It’s easy to take the various conveniences and freedoms of the modern workplace for granted. Particularly if you’ve only recently joined the workforce, it can be hard to imagine the workplace of yesteryear.
But what have been the biggest changes to the modern workplace over the past 20 years or so? Prior to the turn of the new millennium, what kinds of conveniences we now take for granted were predominantly out of the equation?
For one thing, remote working – aka the virtual workplace – was practically unheard of just a few decades ago. Today, it’s estimated that around 30% of the entire work force has worked remotely at some point or another. Modern technology has transformed every device with a working Internet connection into a fully functional office suite.
Frequent Job Changes
The vast majority of employees are always on the lookout for a bigger and better deal. In times gone by, it was the norm for people to stay with the same company for 30 or 40 years, before leaving with a gold-plated watch and a decent pension. These days, it’s the norm for people to stick with the company for no more than five years, before searching for greener pastures.
Equality and Diversity
Particularly in the United Kingdom and the United States, there’s been a gradual yet radical adoption of workplace equality and diversity policies. Rather than simply encouraging workplace diversity, official government policy has made it a legal requirement to champion diversity and equal opportunities. Discrimination in any form is no longer tolerated and is considered abhorrent.
Flexible Dress Codes
Some of the world’s biggest and most successful companies have acknowledged the fact that you don’t necessarily have to dress in a stiff power-suit to do a good job. Enormous enterprises like Google encourage their workforce to express their personalities and individuality, wearing pretty much anything they want to work. Piercings, tattoos, gravity-defying hairstyles – all part and parcel of the modern office experience.
It may be hard to believe, that there was once a time when the prospect of any lower-level member of the workforce communicating directly with ‘the boss’ would have be out of the question. Particularly if said employee wanted to make a rather outlandish suggestion, or bring up a grievance of some kind. Today, employees at all levels are actively encouraged to share their thoughts and opinions with their superiors. Communication in general in the average workplace has transformed beyond recognition over recent years.
No longer can an organisation expect to get away with operating in a shroud of secrecy. Company policies, salaries, benefits, promotion opportunities, organisational performance – extensive efforts are made to keep all employees in the loop. The idea being that by ensuring everyone is on the same page, everyone takes equal pride in their work and performs better accordingly.

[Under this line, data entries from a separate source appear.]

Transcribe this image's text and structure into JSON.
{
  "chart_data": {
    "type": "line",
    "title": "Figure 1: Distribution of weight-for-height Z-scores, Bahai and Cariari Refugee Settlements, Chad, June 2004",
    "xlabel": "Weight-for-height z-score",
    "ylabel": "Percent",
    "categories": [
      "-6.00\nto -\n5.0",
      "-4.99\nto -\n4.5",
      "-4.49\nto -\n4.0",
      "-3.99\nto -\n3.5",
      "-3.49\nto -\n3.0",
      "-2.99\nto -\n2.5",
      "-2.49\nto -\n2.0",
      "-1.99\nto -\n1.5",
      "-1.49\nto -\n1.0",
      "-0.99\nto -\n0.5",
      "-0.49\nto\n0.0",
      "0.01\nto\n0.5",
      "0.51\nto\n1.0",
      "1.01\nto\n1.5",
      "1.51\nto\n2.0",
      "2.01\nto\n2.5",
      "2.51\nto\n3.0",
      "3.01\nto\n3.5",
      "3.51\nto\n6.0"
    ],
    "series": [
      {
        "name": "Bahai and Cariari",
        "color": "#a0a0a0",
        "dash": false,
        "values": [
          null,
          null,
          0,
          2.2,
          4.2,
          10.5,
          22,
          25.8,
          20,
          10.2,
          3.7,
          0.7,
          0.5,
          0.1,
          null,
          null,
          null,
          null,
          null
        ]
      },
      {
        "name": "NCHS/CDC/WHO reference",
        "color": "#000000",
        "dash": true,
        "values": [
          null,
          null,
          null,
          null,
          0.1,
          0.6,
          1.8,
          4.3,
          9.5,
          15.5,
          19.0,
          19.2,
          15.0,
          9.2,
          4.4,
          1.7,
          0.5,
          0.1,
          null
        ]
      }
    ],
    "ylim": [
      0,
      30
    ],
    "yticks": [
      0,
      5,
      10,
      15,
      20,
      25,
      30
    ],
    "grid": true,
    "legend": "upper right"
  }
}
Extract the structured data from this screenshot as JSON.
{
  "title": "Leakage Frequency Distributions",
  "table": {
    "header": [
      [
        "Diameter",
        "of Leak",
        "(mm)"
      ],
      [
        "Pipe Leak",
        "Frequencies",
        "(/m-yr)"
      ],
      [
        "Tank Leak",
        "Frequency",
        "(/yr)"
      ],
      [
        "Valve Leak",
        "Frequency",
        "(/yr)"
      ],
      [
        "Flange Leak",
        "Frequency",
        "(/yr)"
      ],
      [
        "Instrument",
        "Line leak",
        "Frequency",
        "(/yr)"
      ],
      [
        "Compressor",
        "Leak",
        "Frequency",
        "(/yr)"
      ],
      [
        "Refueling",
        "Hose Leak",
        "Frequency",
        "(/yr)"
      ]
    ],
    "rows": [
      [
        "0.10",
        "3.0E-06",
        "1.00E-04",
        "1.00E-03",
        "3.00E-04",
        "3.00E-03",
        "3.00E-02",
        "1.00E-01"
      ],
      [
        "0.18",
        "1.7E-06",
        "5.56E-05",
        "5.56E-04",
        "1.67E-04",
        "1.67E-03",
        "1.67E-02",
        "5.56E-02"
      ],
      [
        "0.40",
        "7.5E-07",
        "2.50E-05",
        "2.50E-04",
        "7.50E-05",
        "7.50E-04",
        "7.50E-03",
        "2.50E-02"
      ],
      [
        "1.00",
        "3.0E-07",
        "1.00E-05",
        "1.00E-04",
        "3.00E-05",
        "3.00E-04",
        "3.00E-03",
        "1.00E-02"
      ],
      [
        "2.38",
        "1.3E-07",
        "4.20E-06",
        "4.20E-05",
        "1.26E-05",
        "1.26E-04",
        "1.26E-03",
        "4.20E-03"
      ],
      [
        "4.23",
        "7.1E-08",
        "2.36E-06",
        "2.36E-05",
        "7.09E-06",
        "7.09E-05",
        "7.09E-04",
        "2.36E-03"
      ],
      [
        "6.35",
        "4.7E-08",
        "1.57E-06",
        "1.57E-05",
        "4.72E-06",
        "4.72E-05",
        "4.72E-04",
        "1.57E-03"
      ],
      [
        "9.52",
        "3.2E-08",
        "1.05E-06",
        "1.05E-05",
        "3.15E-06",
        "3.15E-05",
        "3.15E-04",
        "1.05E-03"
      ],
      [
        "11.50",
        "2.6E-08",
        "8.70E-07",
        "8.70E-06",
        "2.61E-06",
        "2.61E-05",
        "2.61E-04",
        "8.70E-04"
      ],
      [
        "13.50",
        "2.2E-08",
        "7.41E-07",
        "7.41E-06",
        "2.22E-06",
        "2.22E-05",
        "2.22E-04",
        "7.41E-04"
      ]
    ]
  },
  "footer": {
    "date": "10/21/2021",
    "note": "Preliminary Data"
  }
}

Even as recently as the mid-1990s, it was comparatively rare for anyone other than an executive to carry a mobile phone. Today, it’s almost unheard of for anyone not to carry a mobile phone. The result of which is the near-constant availability of workers at all levels on a 24/7 basis. The ability to contact any person from any place in the world at any time has radically transformed the way the world does business.
General Workplace Culture
Last but not least, the culture of the modern workplace embraces motivation, satisfaction and enjoyment at an unprecedented level. Businesses worldwide are acknowledging the fact that when employees are happy to come to work, they perform better. Flexible working hours, a relaxed working environment, stocked kitchens, pool tables, coffee machines and so on – all having an enormous impact on employee motivation and retention. It’s taken some time, but it’s now acknowledged that the most effective way to motivate workers is to create an enjoyable working environment – not simply force them to do the job.